Conservatives, who often make up the dominant classes of society (which is why they’d want to preserve the current institutional mix), fight to preserve the institutions that made their classes dominant, despite whether society wants or needs to evolve. Progressives, wish to make the perceived oppressed classes (race, gender, the environment) more powerful, despite where society has evolved to. They therefore often try to push institutions that don’t reflect the values of society in that moment.
They both see markets as a tool to promote these agendas, whether it’s a family tax credit, or subsidies to solar power. They want government to force institutions to emerge or prevent institutions from fading. They feel that if the institutional makeup is as they want it, so will be the market outcomes. Libertarians, of course, expect markets will always correct to the true reality over time.

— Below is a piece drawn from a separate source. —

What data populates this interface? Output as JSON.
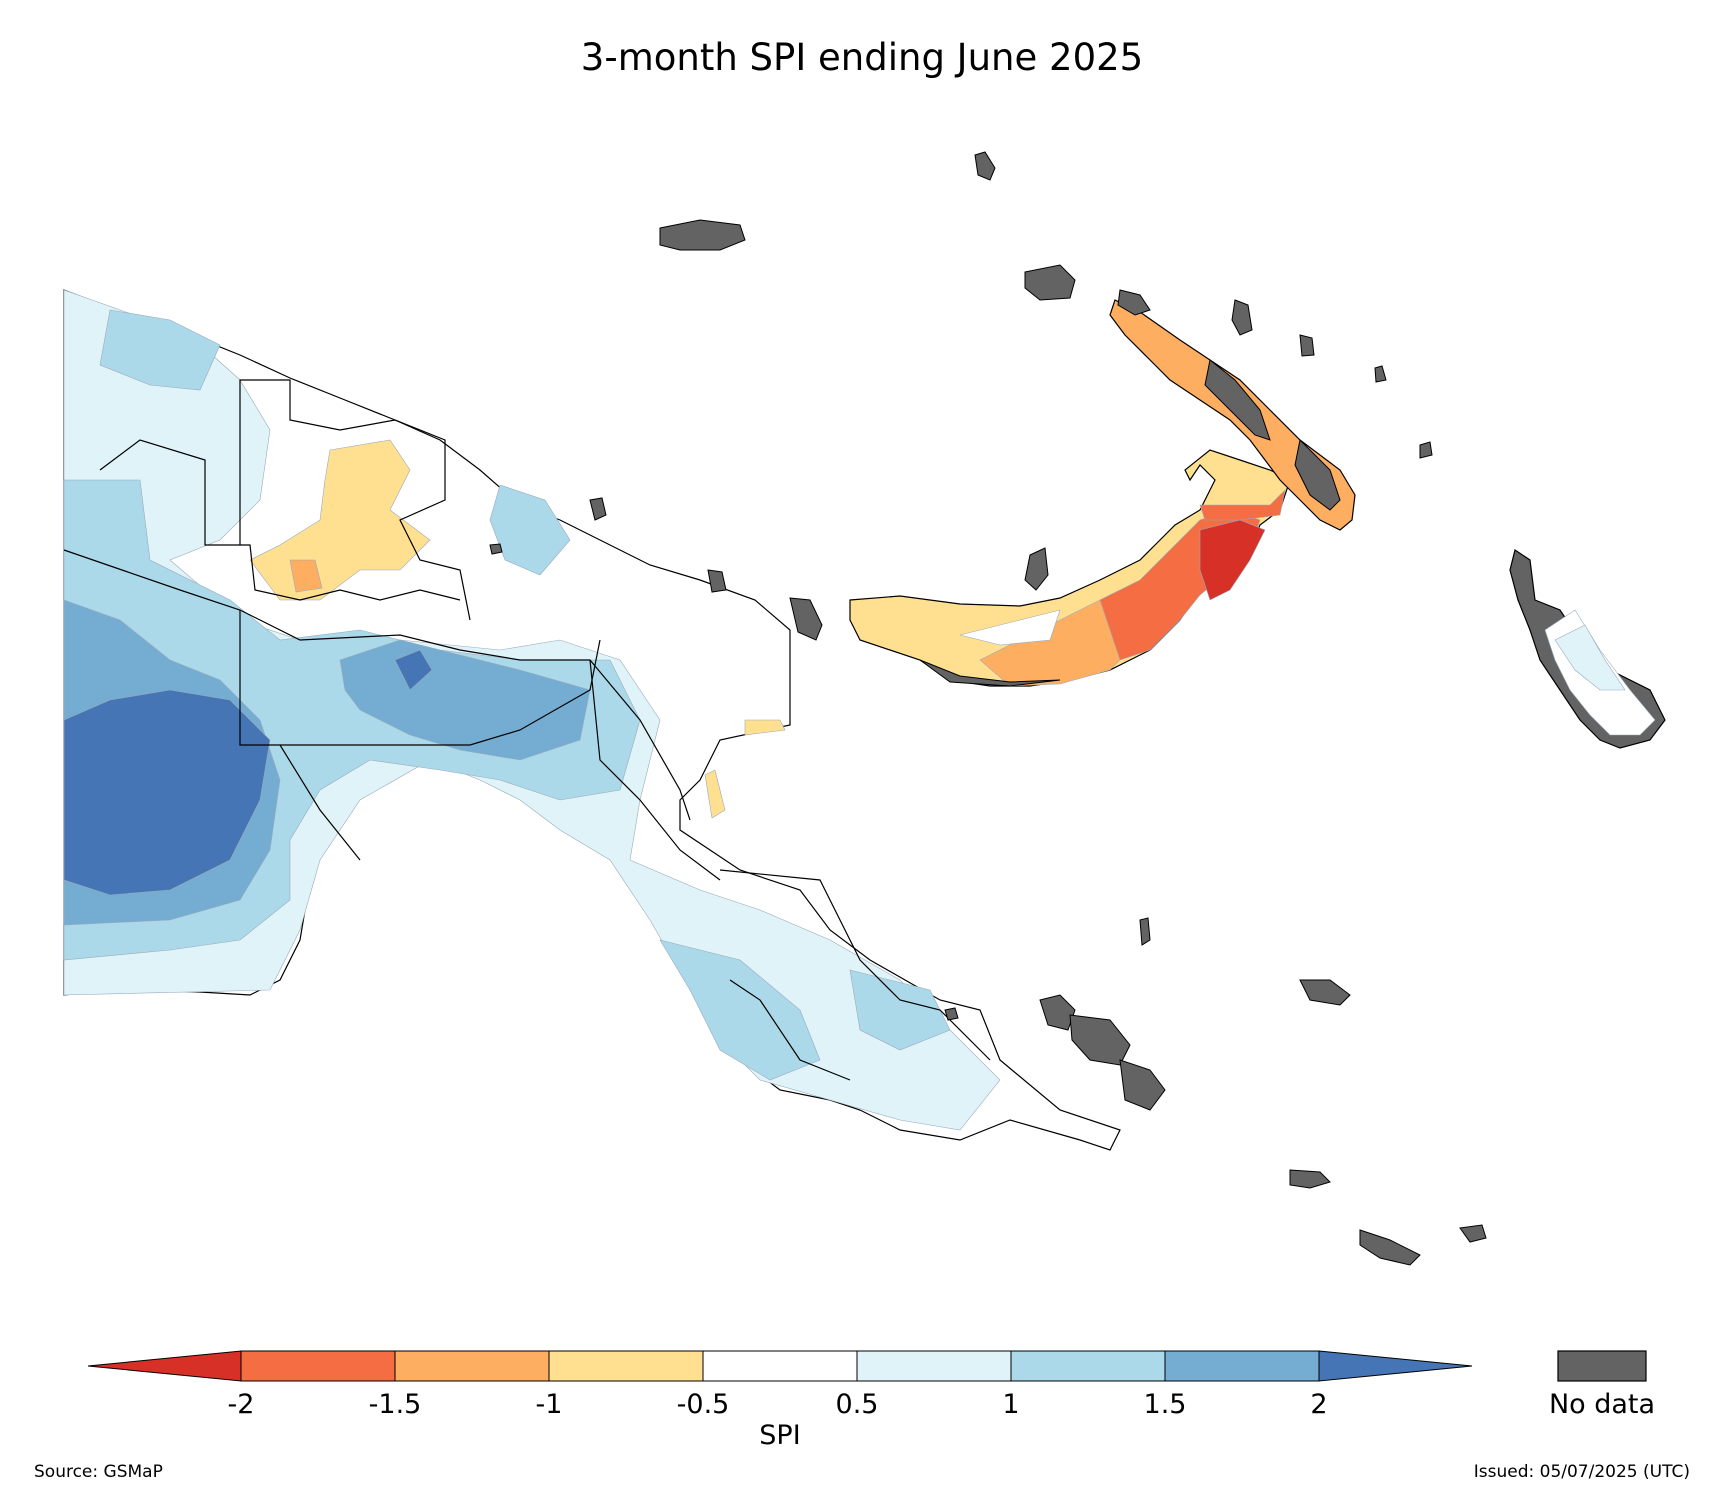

Libertarian Pessimism and Optimism
Libertarians are generally pro-market and believe that a market of free individuals will allow the institutional arrangements that society needs (and not what a particular section of the society wants) to emerge. They arrive at this ideological position by looking at human nature in two different ways. While libertarians, including myself, can see aspects of these two archetypes from time to time in themselves, we all can see where we fall in our emphasis in our messaging.
The Pessimist
The pessimist believe humans are flawed and irrational, and is skeptical of large central power structures. This is because if a single individual can be so dangerous to themselves without power, a handful with a lot of power can exponentially more dangerous to society at large. The pessimist doesn’t want government to be small or non-existent to see society improve and grow, but as a mode of self-defense from human imperfection.
The Optimist
The optimist sees the potential in individuals, when free to cooperate in enterprise and compete against other enterprises in developing the most efficient methods to distribute the goods and services society needs. Innovation, creativity, and prosperity are the words that come to mind when the optimist thinks of a society of truly free people. Government isn’t dangerous because people are, but because it restrains people and their potential.
No matter how you look at human nature; it’s easy to see how one can find themselves leaning libertarian and trying to protect the emergent order that individuals create in their every interaction, versus the top-down order that progressives and conservatives desire.